The gender dynamics in the room also caught my attention. Because the number of men to women is disproportionately represented by women and because all of the men sat on one side of the room (not together, but they were all on the same side) it was something that I noticed as soon as the first activity got underway. Working with digital mirror, I was not surprised that it seemed that the men were more likely to turn to techy creations and the women were more likely to turn to crafty/hands on creations. However, I wonder…what were the majors of the students who chose different mediums? Also interesting, a male student in the front of the room was working in Photoshop doing some snazzy things—he received help from students sitting in the row behind him with some technical matters BUT none of those students were using Photoshop—one, in fact, had chosen to use MS Word to arrange his images.
I payed particular attention to a female student who walked in late because I wanted to observe her “getting ready” stages. Her getting ready was not remarkable—in fact, it’s most likely the same routine I might have in a computer lab. Email, printing assignment, getting assignment, checking out the course blog space, getting into what everyone else was doing. There seemed to be no urgency to “catch up”—rather, the student progressed at and “as usual” pace BUT this didn’t seem to stump her or hold her back or ultimately affect her—as I have observed in other classrooms, students who appear to be “off-task” (checking email) are not negatively affected as learners (this multi-tasking is a familiar or natural routine/relationship with computers).
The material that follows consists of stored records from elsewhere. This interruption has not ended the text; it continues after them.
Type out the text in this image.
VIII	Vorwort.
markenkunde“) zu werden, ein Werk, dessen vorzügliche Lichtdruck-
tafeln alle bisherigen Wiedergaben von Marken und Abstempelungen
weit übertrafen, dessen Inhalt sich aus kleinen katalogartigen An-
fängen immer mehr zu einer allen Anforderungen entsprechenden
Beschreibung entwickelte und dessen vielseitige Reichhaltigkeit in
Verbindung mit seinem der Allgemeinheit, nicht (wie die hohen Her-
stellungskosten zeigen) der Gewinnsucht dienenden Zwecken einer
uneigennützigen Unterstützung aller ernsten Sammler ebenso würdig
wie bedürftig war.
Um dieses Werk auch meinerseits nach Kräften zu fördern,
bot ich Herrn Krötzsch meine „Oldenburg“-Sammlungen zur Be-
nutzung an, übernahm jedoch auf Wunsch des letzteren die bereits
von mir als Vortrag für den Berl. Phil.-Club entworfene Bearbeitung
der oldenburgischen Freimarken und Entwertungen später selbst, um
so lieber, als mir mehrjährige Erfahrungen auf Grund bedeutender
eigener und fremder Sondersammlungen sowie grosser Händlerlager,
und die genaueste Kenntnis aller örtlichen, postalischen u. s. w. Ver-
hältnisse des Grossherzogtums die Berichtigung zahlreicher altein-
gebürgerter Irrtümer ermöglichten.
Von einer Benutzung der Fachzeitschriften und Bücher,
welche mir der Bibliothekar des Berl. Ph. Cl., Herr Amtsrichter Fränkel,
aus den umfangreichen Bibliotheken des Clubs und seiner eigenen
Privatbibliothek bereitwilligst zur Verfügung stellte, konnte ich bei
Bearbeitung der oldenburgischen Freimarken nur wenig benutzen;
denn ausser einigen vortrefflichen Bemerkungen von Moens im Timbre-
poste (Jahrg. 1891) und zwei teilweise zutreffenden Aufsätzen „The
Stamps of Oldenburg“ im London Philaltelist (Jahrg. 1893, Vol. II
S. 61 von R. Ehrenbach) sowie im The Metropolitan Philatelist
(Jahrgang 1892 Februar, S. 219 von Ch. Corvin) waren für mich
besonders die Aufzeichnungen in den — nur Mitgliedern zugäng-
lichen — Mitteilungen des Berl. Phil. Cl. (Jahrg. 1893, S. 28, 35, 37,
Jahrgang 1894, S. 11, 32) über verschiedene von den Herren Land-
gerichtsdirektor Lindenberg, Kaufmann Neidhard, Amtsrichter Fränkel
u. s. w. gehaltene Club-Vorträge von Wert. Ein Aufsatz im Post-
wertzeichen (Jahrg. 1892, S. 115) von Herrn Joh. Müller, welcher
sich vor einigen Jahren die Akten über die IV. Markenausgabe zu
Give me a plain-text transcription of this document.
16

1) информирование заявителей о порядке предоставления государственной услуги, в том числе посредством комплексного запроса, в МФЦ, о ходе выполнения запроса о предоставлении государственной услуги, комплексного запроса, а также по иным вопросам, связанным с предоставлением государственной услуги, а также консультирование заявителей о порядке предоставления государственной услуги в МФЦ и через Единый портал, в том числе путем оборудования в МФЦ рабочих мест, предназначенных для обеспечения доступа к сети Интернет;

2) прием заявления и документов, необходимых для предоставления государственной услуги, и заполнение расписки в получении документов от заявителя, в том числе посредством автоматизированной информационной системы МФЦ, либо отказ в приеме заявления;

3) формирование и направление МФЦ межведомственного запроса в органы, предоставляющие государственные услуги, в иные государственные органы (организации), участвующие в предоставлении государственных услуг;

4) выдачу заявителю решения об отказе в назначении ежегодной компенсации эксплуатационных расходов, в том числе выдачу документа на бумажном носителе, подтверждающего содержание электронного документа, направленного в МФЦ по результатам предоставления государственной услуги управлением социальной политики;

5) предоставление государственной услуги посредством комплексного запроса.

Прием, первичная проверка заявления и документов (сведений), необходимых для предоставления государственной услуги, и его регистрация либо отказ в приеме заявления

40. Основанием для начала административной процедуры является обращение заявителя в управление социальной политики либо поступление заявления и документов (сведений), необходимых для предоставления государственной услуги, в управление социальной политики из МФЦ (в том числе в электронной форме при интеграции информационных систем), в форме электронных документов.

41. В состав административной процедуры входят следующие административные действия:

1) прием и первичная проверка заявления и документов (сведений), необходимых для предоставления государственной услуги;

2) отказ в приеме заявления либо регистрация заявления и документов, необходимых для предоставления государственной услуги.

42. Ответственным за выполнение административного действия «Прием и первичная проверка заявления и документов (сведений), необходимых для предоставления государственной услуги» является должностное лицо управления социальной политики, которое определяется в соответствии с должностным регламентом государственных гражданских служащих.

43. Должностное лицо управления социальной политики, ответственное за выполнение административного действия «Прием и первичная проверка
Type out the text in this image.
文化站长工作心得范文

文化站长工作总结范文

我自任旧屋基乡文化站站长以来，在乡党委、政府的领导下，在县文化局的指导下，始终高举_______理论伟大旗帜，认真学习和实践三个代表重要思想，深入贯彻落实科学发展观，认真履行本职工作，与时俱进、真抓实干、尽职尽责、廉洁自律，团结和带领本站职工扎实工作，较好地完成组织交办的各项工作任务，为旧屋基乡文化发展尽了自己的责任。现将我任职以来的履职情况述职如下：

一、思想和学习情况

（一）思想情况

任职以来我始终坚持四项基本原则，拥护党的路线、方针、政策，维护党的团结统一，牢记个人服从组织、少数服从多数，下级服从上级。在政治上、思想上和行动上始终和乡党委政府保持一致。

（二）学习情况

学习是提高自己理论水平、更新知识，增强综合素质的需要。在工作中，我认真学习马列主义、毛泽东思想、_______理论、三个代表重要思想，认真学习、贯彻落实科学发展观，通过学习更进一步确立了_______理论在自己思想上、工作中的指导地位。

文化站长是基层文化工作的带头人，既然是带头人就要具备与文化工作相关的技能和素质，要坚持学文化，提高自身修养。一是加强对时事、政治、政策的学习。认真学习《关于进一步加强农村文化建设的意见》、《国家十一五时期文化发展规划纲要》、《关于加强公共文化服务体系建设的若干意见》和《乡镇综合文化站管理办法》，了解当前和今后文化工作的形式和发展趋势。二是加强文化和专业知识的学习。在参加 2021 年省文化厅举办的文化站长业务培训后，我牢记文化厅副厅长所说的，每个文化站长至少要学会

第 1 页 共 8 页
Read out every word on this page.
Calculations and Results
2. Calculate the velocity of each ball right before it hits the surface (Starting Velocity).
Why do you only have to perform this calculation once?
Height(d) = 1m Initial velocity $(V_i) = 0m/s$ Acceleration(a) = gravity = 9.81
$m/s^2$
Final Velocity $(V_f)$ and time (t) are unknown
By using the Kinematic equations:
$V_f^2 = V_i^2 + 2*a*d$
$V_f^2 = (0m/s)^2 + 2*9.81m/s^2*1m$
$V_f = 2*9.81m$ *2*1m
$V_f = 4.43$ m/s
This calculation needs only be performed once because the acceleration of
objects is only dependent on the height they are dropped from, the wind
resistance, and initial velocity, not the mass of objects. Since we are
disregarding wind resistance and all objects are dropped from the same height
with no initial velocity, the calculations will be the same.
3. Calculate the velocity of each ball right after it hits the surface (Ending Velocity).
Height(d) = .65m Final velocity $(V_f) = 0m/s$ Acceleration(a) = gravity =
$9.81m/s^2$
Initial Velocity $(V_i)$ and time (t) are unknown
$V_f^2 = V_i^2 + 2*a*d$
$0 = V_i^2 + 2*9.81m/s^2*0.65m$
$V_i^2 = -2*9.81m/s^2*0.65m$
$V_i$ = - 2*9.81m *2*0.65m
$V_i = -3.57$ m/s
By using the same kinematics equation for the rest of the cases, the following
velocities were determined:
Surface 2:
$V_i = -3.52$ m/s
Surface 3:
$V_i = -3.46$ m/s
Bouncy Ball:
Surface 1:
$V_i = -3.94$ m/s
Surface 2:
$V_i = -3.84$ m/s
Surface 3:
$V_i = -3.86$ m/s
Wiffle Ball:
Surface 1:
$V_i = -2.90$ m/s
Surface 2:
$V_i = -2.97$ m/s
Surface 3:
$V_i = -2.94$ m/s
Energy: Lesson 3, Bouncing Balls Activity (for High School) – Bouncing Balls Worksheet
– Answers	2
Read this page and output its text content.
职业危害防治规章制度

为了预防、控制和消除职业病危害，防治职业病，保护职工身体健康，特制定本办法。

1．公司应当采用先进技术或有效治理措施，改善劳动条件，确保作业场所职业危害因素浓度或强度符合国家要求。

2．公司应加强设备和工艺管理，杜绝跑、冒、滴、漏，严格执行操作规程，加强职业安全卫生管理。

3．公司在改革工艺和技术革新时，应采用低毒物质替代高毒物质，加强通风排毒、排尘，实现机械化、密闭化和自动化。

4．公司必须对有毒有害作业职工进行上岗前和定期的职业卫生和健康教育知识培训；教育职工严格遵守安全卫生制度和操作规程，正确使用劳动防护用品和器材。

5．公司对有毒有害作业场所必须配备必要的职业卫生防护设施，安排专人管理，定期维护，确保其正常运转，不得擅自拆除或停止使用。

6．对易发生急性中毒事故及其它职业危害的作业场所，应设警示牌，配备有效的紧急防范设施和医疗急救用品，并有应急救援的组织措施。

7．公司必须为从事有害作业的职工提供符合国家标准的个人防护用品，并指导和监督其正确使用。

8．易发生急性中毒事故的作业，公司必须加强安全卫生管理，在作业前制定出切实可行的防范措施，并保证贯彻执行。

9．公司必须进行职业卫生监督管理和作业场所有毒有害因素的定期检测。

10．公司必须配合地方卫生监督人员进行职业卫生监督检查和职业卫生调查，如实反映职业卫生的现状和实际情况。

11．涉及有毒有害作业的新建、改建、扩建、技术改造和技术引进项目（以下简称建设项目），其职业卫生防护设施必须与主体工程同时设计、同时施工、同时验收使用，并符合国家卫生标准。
The instructor seemed like it was natural (rather than a conscious act or something that she had to remind herself to do) to present directions to students in multiple mediums—did notice that even with attention paid to different learning styles, that there were no comprehension checks
Another thing that I noticed was that the computers really separate the instructor from all students and students in different rows from students in other rows. Strangely, especially during the crafting, I felt like students in rows were almost in forts—they were in pretty private groupings, the screens hiding them from the instructor and from students outside of their own rows. Seems like the instructor also felt the separation caused by the tech-overload workspace designated to her because she often moved to the front center of the room to address students, circulated, and spent a significant amount of time in the back of the room where there is a large open space and were all students can be seen and where the instructors body is not entirely covered by technology.